2. Delays in annual appropriations and authorizations reduce buying power, hinder readiness, and delay the pursuit of a competitive advantage.

3. The definition of “defense” has been expanded to allow for diversion of defense resources and diffusion of attention to nondefense priorities.

4. Institutional and statutory rules and processes do not promote speed and agility in testing, procuring, and integrating modern capabilities.

They recommend an evolutionary approach to modernization to begin breaking down these barriers and for the US to position itself to be capable of defending Taiwan.

Mackenzie Eaglen and John G. Ferrari also observe with concern the narrowing of American military advantages and recommend specific programmatic investments in conventional capabilities that would provide an edge in a range of Taiwan deterrence and conflict scenarios. Recommendations include:

· Securing US Air Force air superiority across legacy and modernized systems, such as hypersonic missiles;

· Increasing Army troop and funding levels, protecting both from budget sacrifices for the other services;

· Expanding the US naval fleet and domestic production capacity; and

· Ensuring Joint Force and hybrid investments in regional posturing, air and missile defense, and intelligence, surveillance, and reconnaissance are bolstered across services

They also criticize the Biden administration’s FY23 defense budget request for largely ignoring the modernization needs relevant for near-term Taiwan contingencies.
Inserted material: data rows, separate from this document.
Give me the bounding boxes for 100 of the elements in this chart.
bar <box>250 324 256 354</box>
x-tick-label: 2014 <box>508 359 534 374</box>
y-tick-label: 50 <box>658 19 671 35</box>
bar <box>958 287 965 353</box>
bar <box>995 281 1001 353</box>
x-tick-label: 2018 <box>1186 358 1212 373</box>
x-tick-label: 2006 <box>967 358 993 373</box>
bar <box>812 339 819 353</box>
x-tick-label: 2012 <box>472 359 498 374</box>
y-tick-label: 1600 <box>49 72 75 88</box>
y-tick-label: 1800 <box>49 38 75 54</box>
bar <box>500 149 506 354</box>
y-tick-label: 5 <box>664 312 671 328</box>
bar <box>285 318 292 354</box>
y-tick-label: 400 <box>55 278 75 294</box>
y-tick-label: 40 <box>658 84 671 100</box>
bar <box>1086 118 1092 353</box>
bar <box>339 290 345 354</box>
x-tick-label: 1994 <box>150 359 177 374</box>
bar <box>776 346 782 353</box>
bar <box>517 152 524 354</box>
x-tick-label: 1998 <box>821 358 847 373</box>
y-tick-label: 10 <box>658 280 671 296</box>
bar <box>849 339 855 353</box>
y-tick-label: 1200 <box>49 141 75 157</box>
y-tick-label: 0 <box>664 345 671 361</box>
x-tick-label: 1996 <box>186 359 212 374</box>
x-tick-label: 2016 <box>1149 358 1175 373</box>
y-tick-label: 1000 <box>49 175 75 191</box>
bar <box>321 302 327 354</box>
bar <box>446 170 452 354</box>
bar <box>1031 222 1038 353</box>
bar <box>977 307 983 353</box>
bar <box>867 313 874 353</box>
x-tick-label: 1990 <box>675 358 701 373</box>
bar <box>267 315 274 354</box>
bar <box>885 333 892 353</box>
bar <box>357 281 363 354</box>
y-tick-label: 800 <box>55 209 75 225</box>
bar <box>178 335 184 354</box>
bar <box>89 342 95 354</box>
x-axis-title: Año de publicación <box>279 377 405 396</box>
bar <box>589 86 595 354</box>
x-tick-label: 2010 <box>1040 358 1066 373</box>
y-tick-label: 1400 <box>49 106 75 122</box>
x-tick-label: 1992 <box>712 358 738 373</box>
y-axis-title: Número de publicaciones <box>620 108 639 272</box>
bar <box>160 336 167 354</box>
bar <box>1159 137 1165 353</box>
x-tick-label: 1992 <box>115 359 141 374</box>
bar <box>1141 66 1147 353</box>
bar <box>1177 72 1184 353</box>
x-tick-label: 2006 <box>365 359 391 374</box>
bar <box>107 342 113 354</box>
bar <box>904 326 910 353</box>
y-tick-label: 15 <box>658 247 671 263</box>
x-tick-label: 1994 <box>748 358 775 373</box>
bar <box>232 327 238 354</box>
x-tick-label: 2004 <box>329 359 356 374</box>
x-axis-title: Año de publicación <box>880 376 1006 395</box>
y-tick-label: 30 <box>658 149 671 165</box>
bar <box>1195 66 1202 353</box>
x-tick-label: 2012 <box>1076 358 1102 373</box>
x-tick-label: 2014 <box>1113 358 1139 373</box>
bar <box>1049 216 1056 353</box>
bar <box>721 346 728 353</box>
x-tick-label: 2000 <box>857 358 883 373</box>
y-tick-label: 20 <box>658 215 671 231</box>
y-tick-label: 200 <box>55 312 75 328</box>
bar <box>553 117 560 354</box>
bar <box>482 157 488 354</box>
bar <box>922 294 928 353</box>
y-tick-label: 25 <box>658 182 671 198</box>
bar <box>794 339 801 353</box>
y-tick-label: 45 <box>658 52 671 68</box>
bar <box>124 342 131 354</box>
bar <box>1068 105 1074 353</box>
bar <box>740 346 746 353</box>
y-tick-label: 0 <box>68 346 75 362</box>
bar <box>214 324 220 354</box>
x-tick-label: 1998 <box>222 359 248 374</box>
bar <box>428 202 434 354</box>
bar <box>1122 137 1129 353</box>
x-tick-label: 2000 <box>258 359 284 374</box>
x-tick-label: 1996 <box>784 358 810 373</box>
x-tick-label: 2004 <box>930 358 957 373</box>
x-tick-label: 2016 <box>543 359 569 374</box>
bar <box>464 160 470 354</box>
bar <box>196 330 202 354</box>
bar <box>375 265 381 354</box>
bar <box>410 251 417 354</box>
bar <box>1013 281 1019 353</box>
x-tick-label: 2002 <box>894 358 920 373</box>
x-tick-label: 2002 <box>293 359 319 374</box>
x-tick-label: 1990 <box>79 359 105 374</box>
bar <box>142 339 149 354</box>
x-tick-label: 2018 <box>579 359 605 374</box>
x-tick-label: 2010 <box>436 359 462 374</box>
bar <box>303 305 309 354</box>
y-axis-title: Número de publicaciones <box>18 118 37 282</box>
Klon Kitchen’s chapter addresses the role cyber operations could play in a Chinese attack on Taiwan. He assesses them as central to Chinese doctrine, “both ‘a domain in which war occurs’ and ‘the central means to wage military conflict.’” He describes China’s Strategic Support Force and its operational concepts as “a collection of ceaseless activities only varying in intensity based on political requirements.” Taiwan should expect offensive cyberattacks in peacetime to “manipulate, disrupt, or destroy networks, infrastructure, and daily life” and in wartime to prevent communications networks and government services from functioning. The US should anticipate cyberattacks meant to impede US military responses. He concludes, “Taiwan is catastrophically vulnerable to Chinese cyber aggression,” and he recommends engaging in more intensive joint cyberwar exercises, allowing US access to Taiwanese systems, and removing American companies’ artificial intelligence research from China.

Paul Wolfowitz draws on the history of the Korean War for lessons on deterring Chinese aggression against Taiwan. In particular, he emphasizes how the unexpected consequences of that war strengthened the West: creation of NATO’s integrated military command, increased US defense spending from $133 billion to $402 billion in four years, adoption of the more militarized containment recommended by NSC-68, and creation of the US-Taiwan mutual defense treaty of 1954. He concludes, “In the case of a [People’s Republic of China] attack on Taiwan, one obvious concern would be that Japan or even South Korea might reconsider its nuclear nonproliferation commitments and reliance on the US to provide nuclear deterrence.” For the US, the lesson should be that “the Korean War was preventable, if only the US had made clear beforehand that it would forcefully oppose North Korean aggression.” He also draws on work by AEI’s Dan Blumenthal that recommends a strategic framework for US-Taiwanese relations.

We at AEI hope you find this book useful as you think your way through the demanding problems of defending Taiwan—and the consequences for American security if we should fail to do so.